The use of the concepts and methods of non-equilibrium thermodynamics will aid in understanding the stability, dynamics and control of these open thermodynamic systems and in the design and implementation of new ones. This will open doors to a better understanding of the results obtained by genomics, proteomics and any other ‘omics’ that we might invent, and will extend to true ‘systems biology’. Systems biology modeling should be more than the catalog, description and computer modeling of interactions,no matter how intricate (Giot et al., 2003). It should include the detailed spatial and temporal mapping of all components, interacting forces and corresponding fluxes acting on the system. Steven Strogatz, a well known mathematical biophysicist has expressed this idea very concisely: “Our models of complex systems will never advance beyond caricatures until we can find a way to infer local dynamics from data” (Strogatz, 2002).

The insights and understanding gained within this expanded framework will take us from the detailed study of the individual parts at the molecular and pathway level into the true meaning of systems biology, well beyond the simple notion of protein-protein interactions or even protein-nucleic acid interactions (Giot et al., 2003).

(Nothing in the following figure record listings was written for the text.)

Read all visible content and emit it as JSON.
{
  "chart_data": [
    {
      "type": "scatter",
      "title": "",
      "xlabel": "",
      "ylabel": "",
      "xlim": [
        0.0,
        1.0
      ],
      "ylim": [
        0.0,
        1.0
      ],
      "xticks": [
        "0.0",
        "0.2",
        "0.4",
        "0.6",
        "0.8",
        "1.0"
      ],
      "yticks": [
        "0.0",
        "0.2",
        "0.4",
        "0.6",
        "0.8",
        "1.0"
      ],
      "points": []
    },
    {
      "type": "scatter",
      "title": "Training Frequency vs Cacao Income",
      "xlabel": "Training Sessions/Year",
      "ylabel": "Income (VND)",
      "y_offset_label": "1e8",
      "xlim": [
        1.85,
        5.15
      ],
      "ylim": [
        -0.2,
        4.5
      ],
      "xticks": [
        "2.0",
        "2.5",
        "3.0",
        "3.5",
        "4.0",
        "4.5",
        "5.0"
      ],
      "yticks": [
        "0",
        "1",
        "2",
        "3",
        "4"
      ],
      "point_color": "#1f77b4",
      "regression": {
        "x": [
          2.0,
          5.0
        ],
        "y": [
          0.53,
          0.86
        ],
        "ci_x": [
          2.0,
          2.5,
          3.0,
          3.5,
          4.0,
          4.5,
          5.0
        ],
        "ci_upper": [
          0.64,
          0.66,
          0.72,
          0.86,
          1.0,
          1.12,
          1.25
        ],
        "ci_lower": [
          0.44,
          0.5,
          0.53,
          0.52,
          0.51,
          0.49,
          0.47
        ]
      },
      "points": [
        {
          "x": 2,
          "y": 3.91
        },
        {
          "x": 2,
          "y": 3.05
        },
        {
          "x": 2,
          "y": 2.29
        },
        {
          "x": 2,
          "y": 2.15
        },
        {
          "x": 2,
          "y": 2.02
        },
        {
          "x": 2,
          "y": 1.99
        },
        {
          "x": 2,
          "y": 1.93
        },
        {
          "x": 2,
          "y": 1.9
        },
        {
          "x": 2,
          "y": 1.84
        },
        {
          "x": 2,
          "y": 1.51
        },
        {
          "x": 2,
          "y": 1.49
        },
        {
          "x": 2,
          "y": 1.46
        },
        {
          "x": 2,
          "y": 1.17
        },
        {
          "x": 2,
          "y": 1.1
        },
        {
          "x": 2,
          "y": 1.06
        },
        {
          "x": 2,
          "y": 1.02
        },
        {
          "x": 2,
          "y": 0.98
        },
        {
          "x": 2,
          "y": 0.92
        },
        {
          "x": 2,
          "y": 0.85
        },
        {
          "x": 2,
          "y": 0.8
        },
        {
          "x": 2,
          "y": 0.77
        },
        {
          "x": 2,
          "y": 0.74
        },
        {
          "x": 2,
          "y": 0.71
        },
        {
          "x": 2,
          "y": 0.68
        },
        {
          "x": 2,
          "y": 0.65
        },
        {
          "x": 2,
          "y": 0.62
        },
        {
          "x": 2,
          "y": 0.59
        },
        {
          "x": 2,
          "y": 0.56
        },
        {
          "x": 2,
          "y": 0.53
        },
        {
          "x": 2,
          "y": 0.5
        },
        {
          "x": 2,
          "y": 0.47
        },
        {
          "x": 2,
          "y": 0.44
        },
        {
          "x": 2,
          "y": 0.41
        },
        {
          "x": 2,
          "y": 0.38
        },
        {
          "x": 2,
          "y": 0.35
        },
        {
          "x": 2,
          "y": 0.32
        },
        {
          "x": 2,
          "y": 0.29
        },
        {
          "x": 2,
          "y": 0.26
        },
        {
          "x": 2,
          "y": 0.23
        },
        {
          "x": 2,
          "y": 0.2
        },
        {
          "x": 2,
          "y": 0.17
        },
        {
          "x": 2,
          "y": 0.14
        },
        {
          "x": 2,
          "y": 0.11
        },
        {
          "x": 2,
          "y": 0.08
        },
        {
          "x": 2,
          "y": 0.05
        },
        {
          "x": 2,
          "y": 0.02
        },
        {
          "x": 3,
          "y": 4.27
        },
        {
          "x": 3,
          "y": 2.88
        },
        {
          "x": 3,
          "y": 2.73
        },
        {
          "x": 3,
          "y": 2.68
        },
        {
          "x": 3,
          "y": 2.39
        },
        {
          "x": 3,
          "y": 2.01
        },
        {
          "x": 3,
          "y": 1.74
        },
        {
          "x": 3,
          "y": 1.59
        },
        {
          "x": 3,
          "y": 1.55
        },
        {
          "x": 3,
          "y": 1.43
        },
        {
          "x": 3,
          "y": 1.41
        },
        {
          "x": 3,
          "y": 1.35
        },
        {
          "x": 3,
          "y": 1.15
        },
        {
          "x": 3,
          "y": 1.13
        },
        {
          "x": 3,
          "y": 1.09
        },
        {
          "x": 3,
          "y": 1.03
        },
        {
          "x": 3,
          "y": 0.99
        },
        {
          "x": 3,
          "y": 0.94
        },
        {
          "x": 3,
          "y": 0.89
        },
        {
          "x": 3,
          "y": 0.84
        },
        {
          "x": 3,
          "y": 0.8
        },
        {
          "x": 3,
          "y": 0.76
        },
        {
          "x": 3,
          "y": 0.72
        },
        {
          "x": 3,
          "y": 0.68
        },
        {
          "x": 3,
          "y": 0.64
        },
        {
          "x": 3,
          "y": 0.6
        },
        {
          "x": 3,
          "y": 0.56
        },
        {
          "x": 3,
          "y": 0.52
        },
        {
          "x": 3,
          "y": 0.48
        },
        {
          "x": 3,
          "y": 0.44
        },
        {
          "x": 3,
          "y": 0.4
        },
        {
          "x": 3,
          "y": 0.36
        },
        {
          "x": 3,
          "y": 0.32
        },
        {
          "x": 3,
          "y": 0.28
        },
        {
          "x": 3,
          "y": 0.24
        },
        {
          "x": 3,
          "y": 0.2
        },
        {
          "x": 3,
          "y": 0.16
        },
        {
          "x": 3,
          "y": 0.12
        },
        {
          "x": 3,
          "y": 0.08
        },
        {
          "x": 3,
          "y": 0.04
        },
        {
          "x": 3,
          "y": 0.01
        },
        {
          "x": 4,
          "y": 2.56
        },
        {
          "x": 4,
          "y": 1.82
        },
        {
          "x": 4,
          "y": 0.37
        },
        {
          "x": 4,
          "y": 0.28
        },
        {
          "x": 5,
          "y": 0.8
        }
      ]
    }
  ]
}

It is conceivable that by expanding our vision of structural biology to include stable, fully integrated dissipative structures, we could open the door to understanding the deregulation existing in the multitude of pathologies associated with cancer, immune disorders, depression and others complex diseases for which our knowledge is still rather limited.

Cele Abad-Zapatero

References: Abad-Zapatero, C. (2007) Acta Cryst. D63, 660-664; Dauter, Z. (2006) Acta Cryst. D62, 1-11. Giot, L., Bader, J., Brouwer, C., Chaudhuri, A., Kuang, B., Li, Y. et al. (2003) Science 302, 1727-1736. Harrison, S. (2004) Nat. Struct. Biol. 11, 12-15. Kornberg, A. (2004) Nat. Struct. Biol. 11, 493-497. Stevens, R. (2004) Nat. Struct. Biol. 11, 293-295. Strogatz, S. Fermi’s “Little Discovery” and the Future of Chaos and Complexity Theory. In The Next Fifty Years. Science in the First Half of the Twenty-First Century. p. 121. Edited by John Brockman. Vintage Books. A Division of Random House Inc. New York. 2002.